Heterogeneous architectures, by definition, include multiple processing components with very different microarchitectures
and execution models. In particular, computing platforms from supercomputers to smartphones can now
incorporate both CPU and GPU processors. Disparities between CPU and GPU processor architectures have naturally
led to distinct programming models and development patterns for each component. Developers for a specific system
decompose their application, assign different parts to different heterogeneous components, and express each part in
its assigned components native model. But without additional effort, that application will not be suitable for another
architecture with a different heterogeneous component balance. Developers addressing a variety of platforms must
either write multiple implementations for every potential heterogeneous component or fall back to a safe CPU
implementation, incurring a high development cost or loss of system performance, respectively. The disadvantages
of developing for heterogeneous systems are vastly reduced if one source code implementation can be mapped to
either a CPU or GPU architecture with high performance.

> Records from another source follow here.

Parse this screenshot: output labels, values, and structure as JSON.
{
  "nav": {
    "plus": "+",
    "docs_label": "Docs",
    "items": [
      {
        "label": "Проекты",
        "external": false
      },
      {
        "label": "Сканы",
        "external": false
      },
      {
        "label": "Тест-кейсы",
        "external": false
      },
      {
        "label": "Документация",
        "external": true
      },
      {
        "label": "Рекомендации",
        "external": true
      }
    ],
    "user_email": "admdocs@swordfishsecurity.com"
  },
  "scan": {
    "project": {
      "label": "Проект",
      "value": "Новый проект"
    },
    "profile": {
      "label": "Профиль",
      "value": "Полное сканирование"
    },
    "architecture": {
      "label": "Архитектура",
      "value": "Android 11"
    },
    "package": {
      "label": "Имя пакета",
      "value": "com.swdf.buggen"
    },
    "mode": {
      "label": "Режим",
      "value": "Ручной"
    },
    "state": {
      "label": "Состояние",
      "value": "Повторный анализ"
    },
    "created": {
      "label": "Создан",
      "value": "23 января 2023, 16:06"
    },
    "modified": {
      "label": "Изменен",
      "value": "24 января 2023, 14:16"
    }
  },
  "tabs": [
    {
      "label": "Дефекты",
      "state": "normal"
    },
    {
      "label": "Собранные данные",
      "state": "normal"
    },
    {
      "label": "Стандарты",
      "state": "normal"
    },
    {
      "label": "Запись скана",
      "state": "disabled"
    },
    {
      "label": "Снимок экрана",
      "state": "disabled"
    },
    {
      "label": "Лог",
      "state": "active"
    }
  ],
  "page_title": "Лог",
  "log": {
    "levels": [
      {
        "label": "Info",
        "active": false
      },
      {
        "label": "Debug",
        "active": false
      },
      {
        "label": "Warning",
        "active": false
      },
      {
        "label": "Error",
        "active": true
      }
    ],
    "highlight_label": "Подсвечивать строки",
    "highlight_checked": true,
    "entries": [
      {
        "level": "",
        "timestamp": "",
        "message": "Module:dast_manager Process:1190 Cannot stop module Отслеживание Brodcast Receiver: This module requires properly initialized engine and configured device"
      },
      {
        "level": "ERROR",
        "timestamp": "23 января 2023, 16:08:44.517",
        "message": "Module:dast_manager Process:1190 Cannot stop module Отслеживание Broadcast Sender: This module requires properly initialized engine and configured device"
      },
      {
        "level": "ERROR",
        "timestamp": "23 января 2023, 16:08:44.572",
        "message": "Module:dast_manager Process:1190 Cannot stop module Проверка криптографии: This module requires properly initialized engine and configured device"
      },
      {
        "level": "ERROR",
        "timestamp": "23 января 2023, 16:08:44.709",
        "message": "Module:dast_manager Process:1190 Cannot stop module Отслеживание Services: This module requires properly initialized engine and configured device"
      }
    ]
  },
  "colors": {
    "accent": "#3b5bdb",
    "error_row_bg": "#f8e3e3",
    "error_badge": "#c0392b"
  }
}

A convention has emerged from the OpenCL community defining how to write kernels for performance portability
among different GPU architectures. This paper demonstrates that OpenCL programs written according to this
convention contain enough abstract performance information to enable effective translations to CPU architectures as
well. The challenge is that an OpenCL implementation must focus on those programming conventions more than the
most natural mapping of the language specification to the target architecture. In particular, prior work implementing
OpenCL on CPU platforms neglects the OpenCL kernels implicit expression of performance properties such as
spatial or temporal locality. We outline some concrete transformations that can be applied to an OpenCL kernel to
suitably map the abstract performance properties to CPU execution constructs. We show that such transformations
result in marked performance improvements over existing CPU OpenCL implementations for GPU-portable OpenCL
kernels. Ultimately, we show that the performance of GPU-portable OpenCL kernels, when using our methodology,
is comparable to the performance of native multicore CPU programming models such as OpenMP.